By Nick Venable | Published

This article is more than 2 years old

There are days, especially around the greedy-man-first holidays, when I long for simpler times that were either dying out as I grew up in the 1980s, or were only there in the first place because I was a kid. As if I were blind to what was going on around me. Oh look, a barely thought-out segue.

Simpler times means the company Second Sight wouldn’t have created the Argus II, a revolutionary device able to turn letters and simple shapes into visual information to blind patients, particularly those with Retinitis Pigmentosa (RP), a degenerative and genetic retina disease. The researchers presented their results in the journal Frontiers in Neuroprosthetics.
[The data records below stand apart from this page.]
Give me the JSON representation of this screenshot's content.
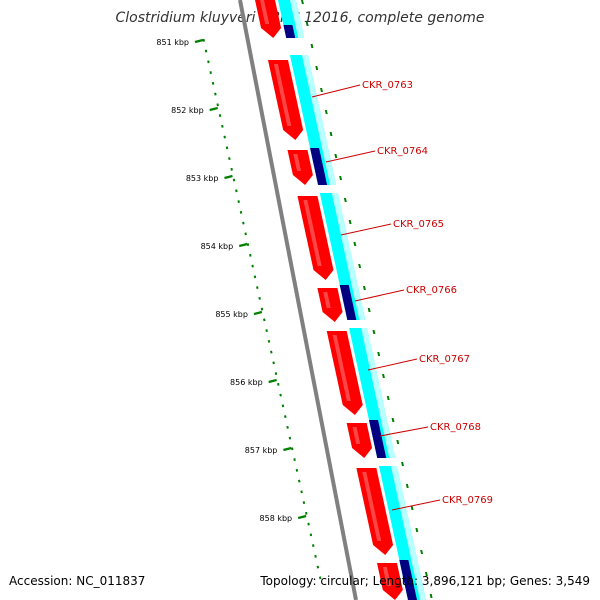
{
  "title": "Clostridium kluyveri NBRC 12016, complete genome",
  "footer": {
    "accession": "Accession: NC_011837",
    "summary": "Topology: circular; Length: 3,896,121 bp; Genes: 3,549"
  },
  "scale": {
    "ticks": [
      "851 kbp",
      "852 kbp",
      "853 kbp",
      "854 kbp",
      "855 kbp",
      "856 kbp",
      "857 kbp",
      "858 kbp"
    ]
  },
  "genes": {
    "labels": [
      "CKR_0763",
      "CKR_0764",
      "CKR_0765",
      "CKR_0766",
      "CKR_0767",
      "CKR_0768",
      "CKR_0769"
    ]
  },
  "colors": {
    "cds": "#ff0000",
    "cds_highlight": "#ff8080",
    "feature": "#00ffff",
    "feature_dark": "#000080",
    "backbone": "#808080",
    "ruler": "#008000",
    "label": "#cc0000"
  }
}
Like most sight enhancers, this involves a pair of glasses, but these are wirelessly sending information to the retina through a microchip implanted onto the retina itself. I almost have to take an insurance policy out just reading about something attached to an eyeball.

The glasses, seemingly updated versions of Bret “The Hitman” Hart’s mirrored lenses, have a small camera mounted in the center which transmits the visual signal to the 10×6 grid of electrodes on the chip, stimulating six of them to project a rudimentary image into the brain. Of course, the first step is reading letters.

For the clinical test, a single patient was used, and he reached up to 89% accuracy while reading individual letters, each taking less than a second. Tests used both single letters and words ranging from two to four letters. Each letter was shown for half a second, and the patient had an 80% success rate with the short words. I think that’s all a person needs to text or post on Twitter, right? Here’s a video visually explaining things.

Fifty patients have now been implanted with the device, and many are able to see color, movement, and certain objects. Since the technology to be enhanced isn’t part of the retina’s chip, it presents a hefty advantage for researchers. The hope is to now adapt the device to include letter and image recognition software, providing a potentially faster method of reading and seeing.